Pas de record météorologique samedi à Montréal, mais un froid historique à Sherbrooke

Montréal a connu un «gros système de jeudi à vendredi», qui «comportait des orages vigoureux», des «températures chaudes», mais aussi «le froid que l’on connaît aujourd’hui».
Getty Images/iStockphoto Montréal a connu un «gros système de jeudi à vendredi», qui «comportait des orages vigoureux», des «températures chaudes», mais aussi «le froid que l’on connaît aujourd’hui».

Avec un samedi glacial pour un mois de juin, Montréal était en bonne voie pour enregistrer la température maximale la plus basse pour un 18 juin depuis 1922, avait confié samedi en début d’après-midi au Devoir Guillaume Perron, météorologue d’Environnement Canada.

« Le record est de 12,8 et, présentement [samedi], on a 11 comme maximum à Montréal. Ça pourrait encore monter un peu, mais ça sera difficile de l’atteindre », expliquait-il, en précisant que le nouveau record ne pourrait être établi qu’en « début de soirée, lorsque la température arrêterait de monter ».

Le 18 juin n’aura finalement pas été un jour historique pour Montréal — où les températures se sont réchauffées en après-midi pour atteindre les 15,6 degrés —, mais pour la ville de Sherbrooke.

Il n’aura pas fait aussi peu chaud un 18 juin dans cette ville des Cantons-de-l’Est depuis 1933. Le mercure n’y a pas dépassé les 11,1 degrés, alors qu’il avait pu grimper jusqu’à 12,2 degrés dans les années 1930.

Montréal a connu un « gros système de jeudi à vendredi », qui « comportait des orages vigoureux », des « températures chaudes », mais aussi « le froid [de samedi] », a noté M. Perron. Selon lui, ce sont « ces contrastes de températures [qui] expliquent que le froid puisse descendre plus bas ».

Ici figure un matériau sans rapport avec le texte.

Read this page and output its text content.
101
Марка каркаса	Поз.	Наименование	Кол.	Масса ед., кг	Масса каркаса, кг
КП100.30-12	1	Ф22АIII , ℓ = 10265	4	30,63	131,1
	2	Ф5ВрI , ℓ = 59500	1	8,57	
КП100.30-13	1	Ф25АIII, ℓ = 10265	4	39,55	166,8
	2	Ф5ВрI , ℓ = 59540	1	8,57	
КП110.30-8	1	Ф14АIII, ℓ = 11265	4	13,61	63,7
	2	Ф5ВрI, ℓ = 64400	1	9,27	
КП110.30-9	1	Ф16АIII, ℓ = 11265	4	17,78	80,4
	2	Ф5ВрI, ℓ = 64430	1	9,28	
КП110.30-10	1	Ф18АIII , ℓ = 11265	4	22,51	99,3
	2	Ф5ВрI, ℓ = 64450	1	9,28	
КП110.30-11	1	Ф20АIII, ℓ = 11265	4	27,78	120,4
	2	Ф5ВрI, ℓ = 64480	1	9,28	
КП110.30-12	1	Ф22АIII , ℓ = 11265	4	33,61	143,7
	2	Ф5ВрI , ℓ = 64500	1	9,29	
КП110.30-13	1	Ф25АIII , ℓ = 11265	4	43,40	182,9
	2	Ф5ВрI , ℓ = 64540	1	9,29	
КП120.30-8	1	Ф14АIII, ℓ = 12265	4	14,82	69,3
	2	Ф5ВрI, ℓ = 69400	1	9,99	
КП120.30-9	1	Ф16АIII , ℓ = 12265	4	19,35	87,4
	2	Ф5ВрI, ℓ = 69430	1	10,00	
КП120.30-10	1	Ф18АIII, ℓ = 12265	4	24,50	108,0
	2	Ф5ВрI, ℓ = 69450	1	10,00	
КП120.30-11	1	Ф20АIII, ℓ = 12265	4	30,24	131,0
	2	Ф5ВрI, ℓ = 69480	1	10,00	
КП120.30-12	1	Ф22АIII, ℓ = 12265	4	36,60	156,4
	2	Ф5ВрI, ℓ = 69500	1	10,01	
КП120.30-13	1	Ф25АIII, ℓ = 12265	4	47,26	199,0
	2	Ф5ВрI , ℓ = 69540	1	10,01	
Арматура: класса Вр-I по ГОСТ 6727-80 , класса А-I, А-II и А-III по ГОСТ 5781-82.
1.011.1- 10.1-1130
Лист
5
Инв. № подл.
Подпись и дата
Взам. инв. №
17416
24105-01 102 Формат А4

Même si le record n’a pas été atteint à Montréal, ce 18 juin est demeuré particulièrement frais, comparé aux cinq dernières années, où la température moyenne oscillait entre 21,2 et 26,7 degrés (les données sont manquantes pour 2019). Cette année, elle était de 12,6 degrés, selon les chiffres d’Environnement Canada diffusés dimanche.

Le record de bas minimum, soit la température la plus basse enregistrée pour ce jour, qui devait être atteint dans la nuit de samedi à dimanche en Abitibi, ne s’est pas non plus concrétisé.

Un événement isolé

 

Après les fortes chaleurs et les violents orages de cette semaine, la soudaine baisse de température est-elle alarmante ? « Pas nécessairement », a répondu le spécialiste de l’agence fédérale. « C’est sûr que ce sont des températures fraîches, on va quand même battre quelques records, mais on parle d’une journée isolée », a-t-il ajouté.

Le mercure est en effet remonté dès dimanche, avec une température maximale de 21 degrés, et il devrait grimper graduellement pour atteindre 31 degrés vendredi, selon les prévisions d’Environnement Canada.

« On devrait monter un peu au-dessus des normales saisonnières dans le milieu de la semaine prochaine, mais, pour l’instant, je ne vois pas nécessairement une chaleur exceptionnelle qui me ferait m’inquiéter », a conclu M. Perron.